Available at: http://www.accentpress.co.uk/Book/13662/Off-the-Record and http://www.amazon.co.uk/Off-Record-Alison-Rose/dp/1783752491/ref=sr_1_1?s=books&ie=UTF8&qid=1425213920&sr=1-1&keywords=off+the+record+alison+rose

Another romance, as yet untitled, is due out from Accent Press in June, followed by the first in a series of YA time-slip adventures in early 2016.

I’m currently working on a novel based in 1960s London, and have lots of ideas for further books – thirty years’ worth!

I can’t describe how thrilling it is to be a published author. But that’s only a part of the story. I’ve been so lucky to find many special friends in writing groups, classes and organisations like the Romantic Novelists’ Association. They encourage and inspire me, and never let me give up on my dream.

So, if there’s a message in this post today, it’s: if you want to achieve something, keep going and never give up. Work hard, and learn from every experience, and one day you’ll get there. It might take longer than you expect, but it will be worth it in the end. Oh, and when you do get there, give a hand to others on their way and tell them not to give up!

Alison

www.alisonroseknight.com

https://www.facebook.com/AlisonRoseAuthor?ref=hl

Off the record

Biography

Alison was born in London, and now lives in rural Wiltshire with her husband and their crazy Jack Russell terrier. She has two grown-up children and one and a half grandchildren (number two is due in May 2015!).

She has been a lawyer, a registered child-minder, and a professional fund-raiser, and currently works for an international development charity as a legacy officer. She lived in the US for a year as a teenager, and has travelled to China, Israel, Egypt, Thailand, and Honduras – where she picked up a very nasty bug which laid her low for a couple of months after she got home.

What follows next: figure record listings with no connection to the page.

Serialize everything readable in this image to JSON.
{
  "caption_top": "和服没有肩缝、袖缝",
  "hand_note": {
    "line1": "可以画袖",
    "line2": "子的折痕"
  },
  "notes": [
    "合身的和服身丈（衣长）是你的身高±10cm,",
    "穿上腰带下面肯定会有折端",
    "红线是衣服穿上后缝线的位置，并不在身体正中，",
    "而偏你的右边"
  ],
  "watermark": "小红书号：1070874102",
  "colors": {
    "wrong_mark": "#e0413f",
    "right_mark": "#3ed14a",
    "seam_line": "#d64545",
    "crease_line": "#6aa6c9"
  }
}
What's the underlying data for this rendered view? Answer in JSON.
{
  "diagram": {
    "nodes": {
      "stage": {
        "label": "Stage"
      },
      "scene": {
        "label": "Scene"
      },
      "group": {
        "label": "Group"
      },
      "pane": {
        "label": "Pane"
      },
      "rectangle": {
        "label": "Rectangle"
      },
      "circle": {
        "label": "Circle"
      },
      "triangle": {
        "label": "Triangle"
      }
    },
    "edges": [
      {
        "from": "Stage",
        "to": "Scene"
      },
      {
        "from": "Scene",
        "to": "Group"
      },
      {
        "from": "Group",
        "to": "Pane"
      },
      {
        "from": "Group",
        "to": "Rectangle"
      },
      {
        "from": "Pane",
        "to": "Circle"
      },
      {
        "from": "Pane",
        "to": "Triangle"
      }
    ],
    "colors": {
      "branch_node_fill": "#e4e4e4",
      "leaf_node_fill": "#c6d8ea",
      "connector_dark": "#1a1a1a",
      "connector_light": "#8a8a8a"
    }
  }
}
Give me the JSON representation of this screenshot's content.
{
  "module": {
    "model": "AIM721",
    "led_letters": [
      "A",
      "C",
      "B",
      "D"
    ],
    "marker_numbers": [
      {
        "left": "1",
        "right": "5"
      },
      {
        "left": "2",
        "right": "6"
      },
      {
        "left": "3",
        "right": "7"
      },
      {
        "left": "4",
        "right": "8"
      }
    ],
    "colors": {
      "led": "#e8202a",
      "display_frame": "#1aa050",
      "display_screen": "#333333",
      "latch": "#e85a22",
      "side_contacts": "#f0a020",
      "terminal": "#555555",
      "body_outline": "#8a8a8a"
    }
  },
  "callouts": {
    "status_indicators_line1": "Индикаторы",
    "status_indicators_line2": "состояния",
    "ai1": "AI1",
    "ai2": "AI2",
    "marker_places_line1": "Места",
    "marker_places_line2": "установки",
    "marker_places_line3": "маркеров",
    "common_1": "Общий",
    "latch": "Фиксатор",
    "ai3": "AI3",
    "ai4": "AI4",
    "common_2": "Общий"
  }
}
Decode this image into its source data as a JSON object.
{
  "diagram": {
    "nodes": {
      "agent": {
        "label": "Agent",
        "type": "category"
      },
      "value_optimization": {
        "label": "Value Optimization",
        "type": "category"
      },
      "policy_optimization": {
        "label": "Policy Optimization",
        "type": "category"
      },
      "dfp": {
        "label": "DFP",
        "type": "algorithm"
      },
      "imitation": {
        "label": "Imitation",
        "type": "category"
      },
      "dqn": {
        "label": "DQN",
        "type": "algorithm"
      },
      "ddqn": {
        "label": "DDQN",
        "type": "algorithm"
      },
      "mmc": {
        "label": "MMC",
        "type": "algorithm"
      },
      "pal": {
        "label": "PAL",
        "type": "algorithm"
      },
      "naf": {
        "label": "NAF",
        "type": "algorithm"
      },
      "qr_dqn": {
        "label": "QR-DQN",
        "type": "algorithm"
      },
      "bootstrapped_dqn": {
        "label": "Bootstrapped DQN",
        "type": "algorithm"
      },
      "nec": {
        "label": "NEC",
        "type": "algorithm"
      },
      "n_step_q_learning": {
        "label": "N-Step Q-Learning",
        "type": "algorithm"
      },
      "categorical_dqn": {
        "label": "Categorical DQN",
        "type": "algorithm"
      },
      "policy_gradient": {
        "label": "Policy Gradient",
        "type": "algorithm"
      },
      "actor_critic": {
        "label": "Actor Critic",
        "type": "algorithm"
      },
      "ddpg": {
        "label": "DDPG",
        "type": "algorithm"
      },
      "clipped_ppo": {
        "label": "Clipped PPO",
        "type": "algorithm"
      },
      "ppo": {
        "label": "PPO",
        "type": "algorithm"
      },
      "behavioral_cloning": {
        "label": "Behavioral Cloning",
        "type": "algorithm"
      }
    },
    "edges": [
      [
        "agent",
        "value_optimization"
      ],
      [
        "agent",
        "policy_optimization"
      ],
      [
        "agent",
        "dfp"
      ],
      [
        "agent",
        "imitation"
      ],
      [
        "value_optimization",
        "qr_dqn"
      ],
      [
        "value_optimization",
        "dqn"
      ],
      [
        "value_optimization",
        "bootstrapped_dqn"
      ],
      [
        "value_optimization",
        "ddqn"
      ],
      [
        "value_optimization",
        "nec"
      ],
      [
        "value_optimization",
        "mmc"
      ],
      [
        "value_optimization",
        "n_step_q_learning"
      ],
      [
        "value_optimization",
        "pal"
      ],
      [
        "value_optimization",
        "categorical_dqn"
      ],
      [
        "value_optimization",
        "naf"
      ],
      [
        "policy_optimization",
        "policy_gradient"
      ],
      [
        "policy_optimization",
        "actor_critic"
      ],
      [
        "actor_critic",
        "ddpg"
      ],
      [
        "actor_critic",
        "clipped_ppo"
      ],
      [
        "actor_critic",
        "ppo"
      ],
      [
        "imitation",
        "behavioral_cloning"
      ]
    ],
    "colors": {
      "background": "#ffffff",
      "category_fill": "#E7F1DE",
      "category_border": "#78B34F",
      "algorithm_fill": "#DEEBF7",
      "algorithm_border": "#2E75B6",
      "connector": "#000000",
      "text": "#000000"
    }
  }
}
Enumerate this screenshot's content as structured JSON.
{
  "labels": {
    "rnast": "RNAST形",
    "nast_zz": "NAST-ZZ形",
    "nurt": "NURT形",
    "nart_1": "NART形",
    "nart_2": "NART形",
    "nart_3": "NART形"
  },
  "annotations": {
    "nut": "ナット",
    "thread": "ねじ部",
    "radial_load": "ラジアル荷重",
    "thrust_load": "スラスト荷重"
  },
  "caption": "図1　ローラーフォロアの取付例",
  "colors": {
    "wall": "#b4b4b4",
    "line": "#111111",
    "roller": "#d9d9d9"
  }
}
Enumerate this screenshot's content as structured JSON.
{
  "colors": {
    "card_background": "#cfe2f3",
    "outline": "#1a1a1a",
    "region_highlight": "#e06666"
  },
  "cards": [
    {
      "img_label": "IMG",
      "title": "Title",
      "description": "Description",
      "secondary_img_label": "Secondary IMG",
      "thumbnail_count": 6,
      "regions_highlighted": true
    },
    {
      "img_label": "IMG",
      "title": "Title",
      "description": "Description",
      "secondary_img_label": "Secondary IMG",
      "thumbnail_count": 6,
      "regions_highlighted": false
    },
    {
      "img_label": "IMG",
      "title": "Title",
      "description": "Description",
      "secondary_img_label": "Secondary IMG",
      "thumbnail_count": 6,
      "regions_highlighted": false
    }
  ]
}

At the age of forty-five, Alison became a part-time student while continuing to work full-time, and now has a first class degree in Creative Writing from Bath Spa University and a masters in the same subject from Oxford Brookes University. Now she’s trying to learn Spanish in advance of her next holiday, and researching London in the 1880s for her next YA time-slip adventure.

She’s a member of the Society of Authors, The Romantic Novelists’ Association, and the Oxford Narrative Group.

***

Brilliant post Alison. Many thanks for blogging with me today.